'No spare cash' for Edinburgh classroom support
Head teachers have been told there is no spare funding to provide extra classroom support for a rising number of pupils with additional needs.
City of Edinburgh Council said it had recently received applications for an extra 250 pupils with support needs.
But a senior official has written to schools saying there is no money available for a significant increase in the number of support assistants.
The council said it had already increased additional support funding.
The EIS teaching union, however, said teachers were struggling to meet the increasingly complex needs of pupils in mainstream classes, and warned the council against trying for "inclusion on the cheap".
The letter from Sean Bell, the senior manager for children with additional support needs, told head teachers of a change in the arrangements for what are called "low incidence" cases - described as "highly complex" situations that occur infrequently.
Funding has sometimes been allocated by the Additional Support For Learning Service (ASL) for an assistant, termed a PSA, to work with a pupil who needs extra help.
Mr Bell's letter tells head teachers: "The ASL service has recently received around 250 new applications for Low Incidence.
"If each of these children was to be allocated a full-time PSA we would require an additional sum of £5m. This is not possible."
The letter explains in detail how the budget has been allocated for the current financial year.
"Schools will have to work to support children with additional support needs utilising this funding and existing school budgets," the letter adds.
Edinburgh EIS secretary Alison Murphy said the letter was "devastating news" for many of the city's schools.
She said: "Head teachers will not have put in these requests for additional support lightly - if they are saying that there are 250 children in their classrooms who need one-to-one additional support, you can be sure that accurately reflects what they need if they are to have any chance of meeting the increasingly complex needs of the pupils.

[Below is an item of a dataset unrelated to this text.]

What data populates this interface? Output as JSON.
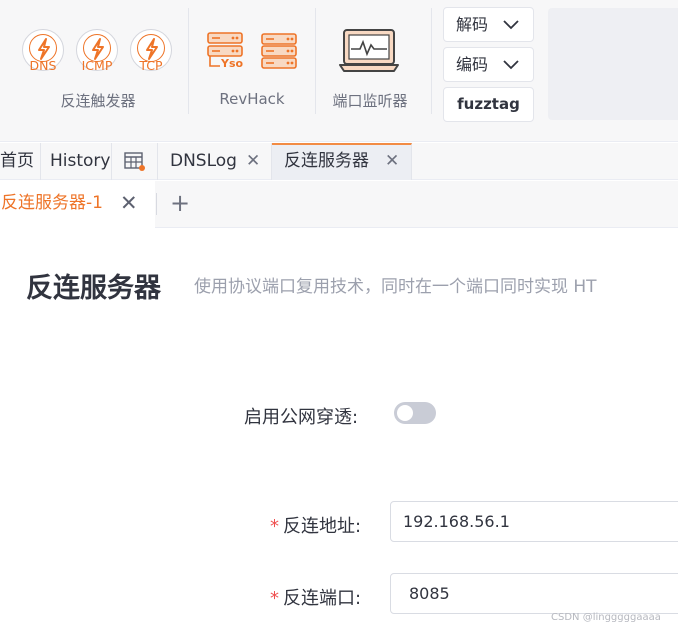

"Anyone who has worked in a primary school in the last few years will know how hard all staff are working to try to ensure all pupils get the support they need to fulfil their potential.
"You cannot have 'inclusion on the cheap'."
The EIS and Unison last year highlighted concern about violence in schools, which the unions attributed to distressed children lashing out.
"These are not 'naughty' children who aren't being disciplined properly," Ms Murphy added.
"They are children who would, a few years ago, have been in special schools, with classes of 5-8 pupils, high staff ratios and teachers who have had specialist training.
"Now they are in classes of 30, with one teacher and no additional help. Is it any wonder that the children are distressed and acting out?
"And that teachers who are trying their very best to cope are going off sick with stress, or quitting altogether?"
The council said it was committed to helping the "most vulnerable children" but it described demand as "ever-increasing".
Edinburgh's education convenor, Councillor Ian Perry, said: "The administration is committed to providing pupils with additional support needs with the high quality support they require.
"There has been an increased number of children and young people requiring support and I have discussed this with the director of communities and families with a view to identifying how these needs can be met.
"We increased the budget for additional support hours this year, however, there is an ever-increasing demand and we must find ways to continue supporting our most vulnerable children."